Planung & Strategie: Unsere Geschäftsführung, die WiM Base, kümmert sich um die Ausrichtung von WiM, sucht gezielt nach Unterstützern und Partnerschaften, die auf die Ziele von Women in Mobility einzahlen und unterstützt die Hubs im Hintergrund in ihrer Arbeit.
Markteing & Kommunikation: Das Office-Team übernimmt die Kommunikation der WiM Events vom kleinen Stammtisch bis zur großen Messe in Newslettern und Social Media, damit die Veranstaltungen
Und dann sind da noch die vielen kleinen, unsichtbaren Dinge: die E-Mail, nit der eine Expertin als Speakerin vorgeschlagen wird. Die Nominierung einer Frau für einen Preis. Der spontane Kaffee, der einer Newcomerin Orientierung gibt. Das Netzwerken, das eine Tür öffnet.

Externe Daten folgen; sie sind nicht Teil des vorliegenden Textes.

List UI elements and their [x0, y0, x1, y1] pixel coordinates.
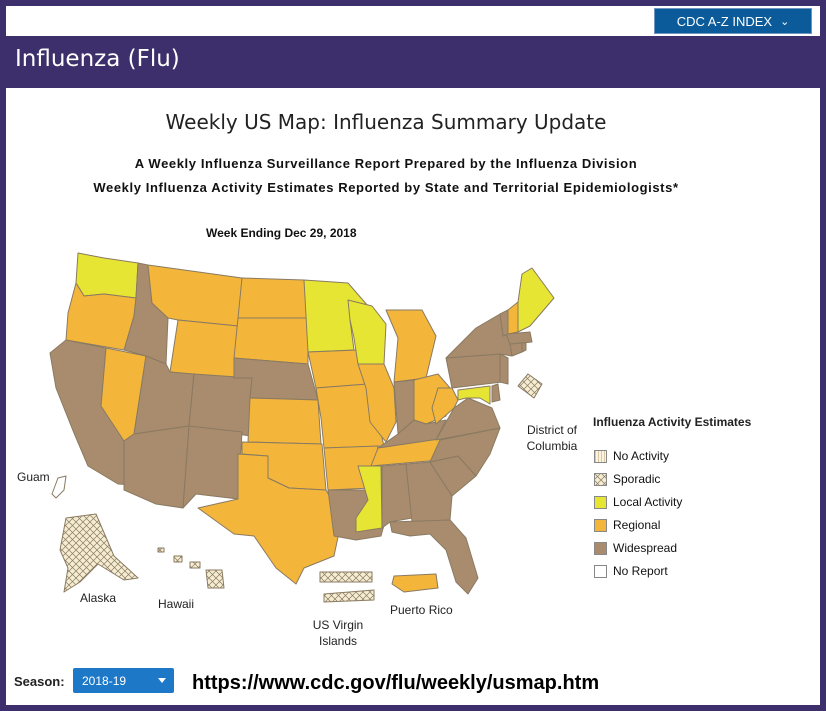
legend-label: Widespread — [613, 541, 678, 555]
state-hawaii[interactable] — [157, 547, 225, 589]
guam-label: Guam — [17, 470, 50, 484]
legend-swatch — [594, 495, 607, 509]
season-label: Season: — [14, 674, 65, 689]
caret-down-icon — [158, 678, 166, 683]
usvi-label: US Virgin Islands — [312, 618, 364, 648]
legend-title: Influenza Activity Estimates — [593, 415, 752, 429]
legend-item-no-activity: No Activity — [594, 449, 669, 463]
state-massachusetts[interactable] — [505, 331, 533, 345]
state-us-virgin-islands[interactable] — [319, 571, 375, 603]
state-puerto-rico[interactable] — [391, 573, 439, 593]
state-michigan[interactable] — [385, 309, 437, 383]
source-url: https://www.cdc.gov/flu/weekly/usmap.htm — [192, 672, 600, 694]
legend-item-sporadic: Sporadic — [594, 472, 660, 486]
state-south-dakota[interactable] — [233, 317, 309, 365]
state-virginia[interactable] — [435, 397, 501, 441]
map-title: Weekly US Map: Influenza Summary Update — [165, 110, 607, 134]
dc-label: District of Columbia — [526, 423, 578, 453]
legend-swatch — [594, 541, 607, 555]
cdc-az-index-button[interactable]: CDC A-Z INDEX ⌄ — [654, 8, 812, 34]
state-rhode-island[interactable] — [521, 341, 527, 353]
state-kansas[interactable] — [247, 397, 322, 445]
state-new-jersey[interactable] — [499, 353, 509, 385]
chevron-down-icon: ⌄ — [780, 15, 790, 28]
state-new-hampshire[interactable] — [507, 301, 519, 335]
state-north-dakota[interactable] — [237, 277, 309, 319]
map-subtitle-1: A Weekly Influenza Surveillance Report P… — [134, 156, 638, 171]
state-washington[interactable] — [75, 252, 139, 299]
state-texas[interactable] — [197, 453, 343, 585]
season-select[interactable]: 2018-19 — [73, 668, 174, 693]
state-alabama[interactable] — [381, 463, 413, 529]
alaska-label: Alaska — [80, 591, 117, 605]
state-wyoming[interactable] — [169, 319, 239, 379]
state-maryland[interactable] — [457, 385, 491, 405]
legend-swatch — [594, 518, 607, 532]
week-ending: Week Ending Dec 29, 2018 — [206, 226, 357, 240]
legend-item-regional: Regional — [594, 518, 660, 532]
legend-item-no-report: No Report — [594, 564, 668, 578]
state-alaska[interactable] — [59, 513, 139, 593]
state-florida[interactable] — [389, 519, 479, 595]
legend-swatch — [594, 564, 607, 578]
state-pennsylvania[interactable] — [445, 353, 503, 389]
legend-label: No Activity — [613, 449, 670, 463]
az-index-label: CDC A-Z INDEX — [676, 13, 773, 29]
map-subtitle-2: Weekly Influenza Activity Estimates Repo… — [93, 180, 679, 195]
state-maine[interactable] — [517, 267, 555, 333]
state-arizona[interactable] — [123, 425, 190, 509]
top-bar: CDC A-Z INDEX ⌄ — [6, 6, 820, 36]
legend-label: Sporadic — [613, 472, 661, 486]
legend-label: No Report — [613, 564, 668, 578]
puerto-rico-label: Puerto Rico — [390, 603, 453, 617]
state-georgia[interactable] — [405, 461, 453, 523]
state-guam[interactable] — [51, 475, 67, 499]
state-district-of-columbia[interactable] — [517, 373, 543, 399]
hawaii-label: Hawaii — [158, 597, 195, 611]
state-illinois[interactable] — [357, 363, 397, 443]
state-mississippi[interactable] — [355, 465, 383, 533]
legend-label: Regional — [613, 518, 661, 532]
legend-item-widespread: Widespread — [594, 541, 677, 555]
season-value: 2018-19 — [82, 673, 127, 688]
legend-label: Local Activity — [613, 495, 683, 509]
us-flu-map — [49, 252, 555, 603]
legend-swatch — [594, 472, 607, 486]
state-new-mexico[interactable] — [182, 425, 243, 509]
legend-item-local-activity: Local Activity — [594, 495, 682, 509]
legend-swatch — [594, 449, 607, 463]
content-panel: Weekly US Map: Influenza Summary Update … — [6, 88, 820, 705]
page-title: Influenza (Flu) — [15, 46, 180, 72]
state-delaware[interactable] — [491, 383, 501, 403]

Ehrenamtliche bewegen die Mobilität
Women in Mobility sind aber nicht die einzigen, die sich ehrenamtlich für eine bessere Mobilität einsetzen. Der Allgemeine Deutsche Fahrrad-Club (ADFC) zum Beispiel ist eine der größten Mobilitäts-Lobbyorganisationen Deutschlands und lebt zu einem großen Teil von ehrenamtlichem Engagement: von lokalen Ortsgruppen, die Fahrradrouten erkunden, über die Koordination des jährlichen Fahrradklimatestest bis hin zur politischen Arbeit.

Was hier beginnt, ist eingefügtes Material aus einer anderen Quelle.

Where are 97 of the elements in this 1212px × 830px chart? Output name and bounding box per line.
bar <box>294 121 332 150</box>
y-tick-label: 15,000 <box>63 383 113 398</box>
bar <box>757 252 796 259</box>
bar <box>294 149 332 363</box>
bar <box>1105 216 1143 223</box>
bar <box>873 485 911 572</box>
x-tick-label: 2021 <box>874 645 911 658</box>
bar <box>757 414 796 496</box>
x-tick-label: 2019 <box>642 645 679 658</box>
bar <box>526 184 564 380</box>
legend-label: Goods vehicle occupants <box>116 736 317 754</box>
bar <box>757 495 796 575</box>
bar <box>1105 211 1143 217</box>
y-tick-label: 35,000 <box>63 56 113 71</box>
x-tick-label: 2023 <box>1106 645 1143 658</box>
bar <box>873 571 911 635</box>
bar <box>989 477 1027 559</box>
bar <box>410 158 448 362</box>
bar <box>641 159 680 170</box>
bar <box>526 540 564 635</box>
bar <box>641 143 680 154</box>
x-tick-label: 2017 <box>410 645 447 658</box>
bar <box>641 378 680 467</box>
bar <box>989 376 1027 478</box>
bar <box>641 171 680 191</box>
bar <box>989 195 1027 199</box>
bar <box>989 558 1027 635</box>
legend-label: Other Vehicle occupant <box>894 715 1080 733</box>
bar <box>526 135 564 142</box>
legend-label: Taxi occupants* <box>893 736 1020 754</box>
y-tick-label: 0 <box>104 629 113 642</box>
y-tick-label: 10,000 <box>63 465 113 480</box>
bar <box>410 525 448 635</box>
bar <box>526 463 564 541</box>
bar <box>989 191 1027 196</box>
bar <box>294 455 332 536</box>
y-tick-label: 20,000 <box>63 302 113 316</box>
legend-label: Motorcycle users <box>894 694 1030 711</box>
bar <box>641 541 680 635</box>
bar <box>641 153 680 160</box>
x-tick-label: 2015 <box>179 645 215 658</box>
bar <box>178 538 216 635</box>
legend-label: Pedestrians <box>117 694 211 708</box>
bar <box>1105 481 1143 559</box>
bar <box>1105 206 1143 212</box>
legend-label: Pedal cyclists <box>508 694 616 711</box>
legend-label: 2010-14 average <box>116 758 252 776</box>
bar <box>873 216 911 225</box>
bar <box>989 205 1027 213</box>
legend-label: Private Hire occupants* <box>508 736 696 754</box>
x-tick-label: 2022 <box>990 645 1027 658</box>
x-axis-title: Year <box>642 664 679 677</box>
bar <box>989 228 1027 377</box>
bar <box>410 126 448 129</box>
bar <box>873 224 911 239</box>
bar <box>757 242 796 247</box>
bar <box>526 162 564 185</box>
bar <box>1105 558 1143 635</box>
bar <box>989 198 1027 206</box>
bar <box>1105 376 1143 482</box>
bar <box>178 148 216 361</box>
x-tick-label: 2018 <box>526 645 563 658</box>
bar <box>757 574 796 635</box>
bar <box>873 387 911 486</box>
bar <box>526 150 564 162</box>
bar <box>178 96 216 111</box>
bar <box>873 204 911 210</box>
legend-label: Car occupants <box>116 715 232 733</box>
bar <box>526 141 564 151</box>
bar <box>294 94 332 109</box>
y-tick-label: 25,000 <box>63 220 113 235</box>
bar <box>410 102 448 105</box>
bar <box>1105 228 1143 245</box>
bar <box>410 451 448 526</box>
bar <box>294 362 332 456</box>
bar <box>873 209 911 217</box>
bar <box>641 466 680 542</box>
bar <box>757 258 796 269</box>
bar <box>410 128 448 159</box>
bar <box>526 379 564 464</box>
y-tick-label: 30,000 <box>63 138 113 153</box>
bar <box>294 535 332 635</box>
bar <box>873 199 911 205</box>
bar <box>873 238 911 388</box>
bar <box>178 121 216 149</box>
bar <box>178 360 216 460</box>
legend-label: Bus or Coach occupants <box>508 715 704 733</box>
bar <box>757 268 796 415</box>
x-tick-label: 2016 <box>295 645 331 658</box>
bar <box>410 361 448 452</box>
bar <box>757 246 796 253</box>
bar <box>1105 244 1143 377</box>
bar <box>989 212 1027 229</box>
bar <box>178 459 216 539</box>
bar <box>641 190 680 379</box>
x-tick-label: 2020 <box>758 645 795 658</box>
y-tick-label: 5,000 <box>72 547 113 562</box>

Auch bei den Verkehrswachten in Deutschland sind ehrenamtliche Schülerlots:innen, Trainer:innen und Berater:innen unverzichtbar. Sie sorgen dafür, dass Kinder sicher zur Schule kommen, führen Tote-Winkel-Aktionen durch und unterstützen die Polizei bei Großveranstaltungen.
Und allein in NRW engagieren sich in fast 150 Bürgerbusvereinen rund 3.200 ehrenamtliche Fahrerinnen und Fahrer. Sie befahren Strecken, wo es keinen regulären ÖPNV mehr gibt und befördern jedes Jahr mehr als 1,2 Millionen Fahrgäste. Bürgerbusse sind ein besonderes Beispiel dafür, wie ehrenamtliches Engagement Mobilität ganz konkret verändern kann. Anders als klassische Mitfahrangebote oder Rufsysteme sind Bürgerbusse regulärer öffentlicher Verkehr. Sie fahren auf festen Linien, haben Haltestellen und Fahrpläne und sind in den ÖPNV eingebunden. Eingesetzt werden Bürgerbusse vor allem dort, wo klassische Verkehrsangebote an ihre Grenzen stoßen: in ländlichen Räumen, kleineren Gemeinden oder auf Verbindungen, die wirtschaftlich schwer darstellbar wären. Sie schließen Lücken, verbinden Ortsteile, bringen Menschen zu Bahnhöfen, Arztpraxen oder Einkaufsmöglichkeiten und sichern damit Mobilität und gesellschaftliche Teilhabe.
Ihr Erfolg liegt aber nicht nur darin, Verkehrsangebote aufrechtzuerhalten. Die Menschen vor Ort gestalten ihr eigenes Mobilitätsangebot mit und übernehmen Verantwortung für ihre Region. Denn die Fahrerinnen und Fahrer sind Ehrenamtliche.
Beim Projekt „Koordinierung von Haupt- und Ehrenamt im ländlichen Raum am Beispiel der Koproduktion von Mobilitätsdienstleistungen“ (KOMOBIL2035), das den Erfolg von Bürgerbussen untersucht, heißt es:
"Mobil zu sein, ist die Voraussetzung für die Teilhabe am öffentlichen Leben. In vielen ländlichen Räumen gehen Gemeinden deshalb neue Wege, um die Versorgung ihrer Bevölkerung mit Angeboten des täglichen Bedarfs zu sichern und die Attraktivität der Kommune weiterhin aufrecht zu erhalten oder zu steigern. Um dies zu gewährleisten, ist ehrenamtliches Engagement unverzichtbar geworden."